The National Gallery of Canada recently announced the creation of the Canadian Institute of Photography (CPI), a new organization that will be one of the largest repositories of photographs and photographic apparatus in the world. The Institute, which will be housed at the National Gallery in Ottawa, has come about through two significant gifts from private and corporate philanthropy.
On the private side, billionaire David Thomson, chair of Thomson Reuters Corp., will donate most of his own collection of 19th and 20th century photographs, books and historical objects – thought to be one of the largest private collections in the world. These gifts will be in addition to the estimated 12,000 photographs and objects Thomson donated to the Gallery just this year alone. A somewhat controversial figure, Thomson has been collecting art and photography for much of his life, and he now owns what is thought to be the world's top collection of John Constable's works.
Among the gifts that Thomson has promised is the Isenburg Collection of early American photographs and photographic equipment. The collection is described as "unparalleled" in its breadth and depth, and it is especially known for its many early Daguerreotypes and Daguerreotype cameras. Among its highlights are the largest group of Southworth and Hawes images in private hands, one of the earliest surviving Daguerreotypes of the U.S. Capitol, and a large number of early images and photographic ephemera from the California Gold Rush.
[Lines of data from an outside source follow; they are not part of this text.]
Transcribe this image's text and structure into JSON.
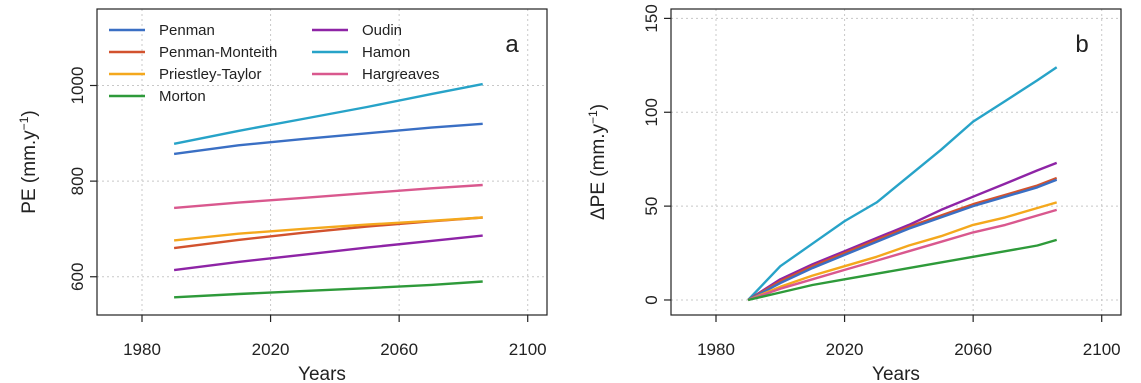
{
  "chart_data": [
    {
      "type": "line",
      "panel_label": "a",
      "xlabel": "Years",
      "ylabel": "PE (mm.y",
      "ylabel_sup": "−1",
      "ylabel_close": ")",
      "xlim": [
        1966,
        2106
      ],
      "ylim": [
        520,
        1160
      ],
      "xticks": [
        1980,
        2020,
        2060,
        2100
      ],
      "yticks": [
        600,
        800,
        1000
      ],
      "grid": true,
      "legend_position": "top-left",
      "series": [
        {
          "name": "Penman",
          "color": "#3A6FC4",
          "x": [
            1990,
            2010,
            2030,
            2050,
            2070,
            2086
          ],
          "values": [
            857,
            875,
            888,
            900,
            912,
            920
          ]
        },
        {
          "name": "Penman-Monteith",
          "color": "#D2522E",
          "x": [
            1990,
            2010,
            2030,
            2050,
            2070,
            2086
          ],
          "values": [
            660,
            677,
            692,
            705,
            716,
            724
          ]
        },
        {
          "name": "Priestley-Taylor",
          "color": "#F4A81D",
          "x": [
            1990,
            2010,
            2030,
            2050,
            2070,
            2086
          ],
          "values": [
            676,
            690,
            700,
            709,
            717,
            724
          ]
        },
        {
          "name": "Morton",
          "color": "#2E9A3A",
          "x": [
            1990,
            2010,
            2030,
            2050,
            2070,
            2086
          ],
          "values": [
            557,
            564,
            570,
            576,
            583,
            590
          ]
        },
        {
          "name": "Oudin",
          "color": "#8E24A6",
          "x": [
            1990,
            2010,
            2030,
            2050,
            2070,
            2086
          ],
          "values": [
            614,
            631,
            646,
            661,
            675,
            686
          ]
        },
        {
          "name": "Hamon",
          "color": "#27A3C8",
          "x": [
            1990,
            2010,
            2030,
            2050,
            2070,
            2086
          ],
          "values": [
            878,
            905,
            930,
            955,
            982,
            1003
          ]
        },
        {
          "name": "Hargreaves",
          "color": "#D9588E",
          "x": [
            1990,
            2010,
            2030,
            2050,
            2070,
            2086
          ],
          "values": [
            744,
            755,
            765,
            775,
            785,
            792
          ]
        }
      ]
    },
    {
      "type": "line",
      "panel_label": "b",
      "xlabel": "Years",
      "ylabel": "ΔPE (mm.y",
      "ylabel_sup": "−1",
      "ylabel_close": ")",
      "xlim": [
        1966,
        2106
      ],
      "ylim": [
        -8,
        155
      ],
      "xticks": [
        1980,
        2020,
        2060,
        2100
      ],
      "yticks": [
        0,
        50,
        100,
        150
      ],
      "grid": true,
      "series": [
        {
          "name": "Hamon",
          "color": "#27A3C8",
          "x": [
            1990,
            2000,
            2010,
            2020,
            2030,
            2040,
            2050,
            2060,
            2070,
            2080,
            2086
          ],
          "values": [
            0,
            18,
            30,
            42,
            52,
            66,
            80,
            95,
            106,
            117,
            124
          ]
        },
        {
          "name": "Oudin",
          "color": "#8E24A6",
          "x": [
            1990,
            2000,
            2010,
            2020,
            2030,
            2040,
            2050,
            2060,
            2070,
            2080,
            2086
          ],
          "values": [
            0,
            11,
            19,
            26,
            33,
            40,
            48,
            55,
            62,
            69,
            73
          ]
        },
        {
          "name": "Penman-Monteith",
          "color": "#D2522E",
          "x": [
            1990,
            2000,
            2010,
            2020,
            2030,
            2040,
            2050,
            2060,
            2070,
            2080,
            2086
          ],
          "values": [
            0,
            10,
            18,
            25,
            32,
            39,
            45,
            51,
            56,
            61,
            65
          ]
        },
        {
          "name": "Penman",
          "color": "#3A6FC4",
          "x": [
            1990,
            2000,
            2010,
            2020,
            2030,
            2040,
            2050,
            2060,
            2070,
            2080,
            2086
          ],
          "values": [
            0,
            9,
            17,
            24,
            31,
            38,
            44,
            50,
            55,
            60,
            64
          ]
        },
        {
          "name": "Priestley-Taylor",
          "color": "#F4A81D",
          "x": [
            1990,
            2000,
            2010,
            2020,
            2030,
            2040,
            2050,
            2060,
            2070,
            2080,
            2086
          ],
          "values": [
            0,
            7,
            13,
            18,
            23,
            29,
            34,
            40,
            44,
            49,
            52
          ]
        },
        {
          "name": "Hargreaves",
          "color": "#D9588E",
          "x": [
            1990,
            2000,
            2010,
            2020,
            2030,
            2040,
            2050,
            2060,
            2070,
            2080,
            2086
          ],
          "values": [
            0,
            6,
            11,
            16,
            21,
            26,
            31,
            36,
            40,
            45,
            48
          ]
        },
        {
          "name": "Morton",
          "color": "#2E9A3A",
          "x": [
            1990,
            2000,
            2010,
            2020,
            2030,
            2040,
            2050,
            2060,
            2070,
            2080,
            2086
          ],
          "values": [
            0,
            4,
            8,
            11,
            14,
            17,
            20,
            23,
            26,
            29,
            32
          ]
        }
      ]
    }
  ]
}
In addition to the Thomson donations, the CPI will continue to build on the already important collections of the National Gallery, which include the holdings of the former Canadian Museum of Contemporary Photography and the most comprehensive collection of Canadian photography and photographic history. There has been a long-time commitment to photography at the National Gallery, as evidenced by its beautiful 1993 publication Magicians of Light: Photographs from the Collection of the National Gallery of Canada.
The other key philanthropic partner in the new Institute is Scotiabank, the third-largest bank in Canada and a long-time supporter of photography in that country. The bank has pledged $10 million as a founding partner in CPI. This is the single largest philanthropic gift in the bank's 183-year history, and in recognition of this gift the National Gallery will rename its Great Hall to the Scotiabank Great Hall.
Scotiabank began collecting photographs in 1976 and has a major promoter of Canadian photography for the past 40 years. For much of the past decade the bank has been the major sponsor of the Scotiabank CONTACT Photography Festival, which is the largest annual peer-reviewed award in Canadian contemporary photography. In addition, the bank annually sponsors the Scotiabank Photography Award, which includes a cash prize of $50,000 plus a book and exhibition for the winning photographer.
In addition to showcasing its very impressive collection, the new Institute will offer on-going photographic exhibitions, research fellowships, publications, conferences and public lectures.